In Düsseldorf beginnt morgen mit einem langwierigen Indizienprozeß die juristische Aufarbeitung des Solinger Mordanschlags vom 29. Mai 1993. Vor Gericht stehen vier junge Männer, die nach Überzeugung der Bundesanwaltschaft aus erklärtem Haß gegen Ausländer den gewaltsamen Tod zweier Frauen und dreier Kinder türkischer Nationalität zu verantworten haben.

Geständnisse mit umstrittener Beweiskraft

Bundeskanzler Helmut Kohl nannte den mörderischen Brandanschlag in Solingen damals einen „Ausdruck asozialer Gewalttätigkeit, wie es sie überall gibt“. So versuchte der Regierungschef die aufgebrachte Öffentlichkeit im In- und Ausland zu beruhigen. Knapp ein Jahr später jedoch wird die verhängnisvolle Nacht vom 28. auf den 29. Mai 1993 – in der Gürsün Ince (27), Hatice Genc (18), Gülistan Öztürk (12), Hülya (9) und Saime Genc (4) zu Tode kamen – noch einmal bis ins letzte Detail und unter internationalem Medieninteresse ausgebreitet werden.

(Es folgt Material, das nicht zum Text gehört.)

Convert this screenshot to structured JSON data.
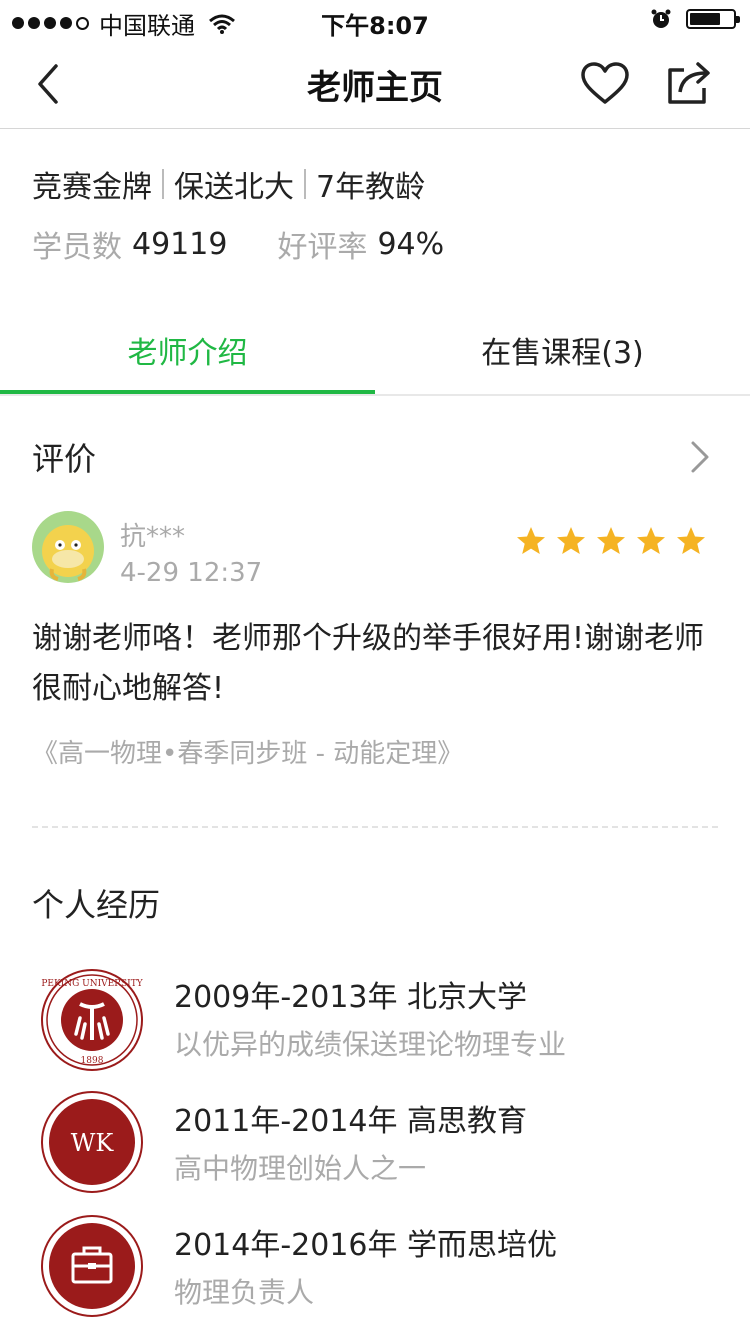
{
  "status_bar": {
    "carrier": "中国联通",
    "time": "下午8:07"
  },
  "nav": {
    "title": "老师主页",
    "back_icon": "chevron-left-icon",
    "favorite_icon": "heart-icon",
    "share_icon": "share-icon"
  },
  "teacher": {
    "tags": [
      "竞赛金牌",
      "保送北大",
      "7年教龄"
    ],
    "students_label": "学员数",
    "students_value": "49119",
    "rating_label": "好评率",
    "rating_value": "94%"
  },
  "tabs": [
    {
      "label": "老师介绍",
      "active": true
    },
    {
      "label": "在售课程(3)",
      "active": false
    }
  ],
  "review": {
    "section_title": "评价",
    "reviewer": "抗***",
    "time": "4-29 12:37",
    "stars": 5,
    "text": "谢谢老师咯！老师那个升级的举手很好用!谢谢老师很耐心地解答!",
    "course": "《高一物理•春季同步班 - 动能定理》"
  },
  "experience": {
    "section_title": "个人经历",
    "items": [
      {
        "title": "2009年-2013年 北京大学",
        "desc": "以优异的成绩保送理论物理专业",
        "logo_text": "PEKING UNIVERSITY 1898"
      },
      {
        "title": "2011年-2014年 高思教育",
        "desc": "高中物理创始人之一",
        "logo_text": "WK"
      },
      {
        "title": "2014年-2016年 学而思培优",
        "desc": "物理负责人",
        "logo_icon": "briefcase-icon"
      }
    ]
  },
  "colors": {
    "accent": "#20b844",
    "star": "#f5b323",
    "logo_red": "#9b1b1b"
  }
}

Auf den Vorsitzenden Richter am Oberlandesgericht Düsseldorf, Wolfgang Steffen, und seinen 6. Strafsenat wartet ein hartes Stück Arbeit. Vorab sind bereits 39 Verhandlungstage bis Anfang Oktober terminiert. Die Bundesanwaltschaft (BAW) wartet mit 137 Zeugen und 14 Sachverständigen auf. Auf dem Richtertisch liegen zwei Geständnisse von Christian R. (17) und Markus G. (24), die bereits mehrfach widerrufen worden sind. Die anderen beiden Angeklagten, der 16jährige Felix K. und der 21jährige Christian B., bestreiten hartnäckig jegliche Tatbeteiligung. Das Quartett muß sich wegen Verdachts des gemeinschaftlichen fünffachen Mordes, versuchten Mordes und schwerer Brandstiftung verantworten.

Richter Steffen steht in Düsseldorf im Ruf, Behauptungen der BAW penibel zu überprüfen. Zuletzt wies Steffen die Karlsruher Anklagebehörde im Verfahren gegen die beiden IRA-Mitglieder Mc Geough und Hanratty in ihre Schranken. Während die BAW in ihrem Plädoyer im Juni 1992 noch eine lebenslange Haftstrafe für Hanratty forderte, hielt Steffen den Anklägern erhebliche „Lücken in der Beweiskette“ vor und verurteilte den Iren lediglich zu zwei Jahren und sechs Monaten. Verteidiger und Angeklagte dankten dem Vorsitzenden des Staatsschutzsenats seinerzeit im hochgesicherten Düsseldorfer Prozeßbunker für dessen „objektive und faire“ Verhandlungsführung.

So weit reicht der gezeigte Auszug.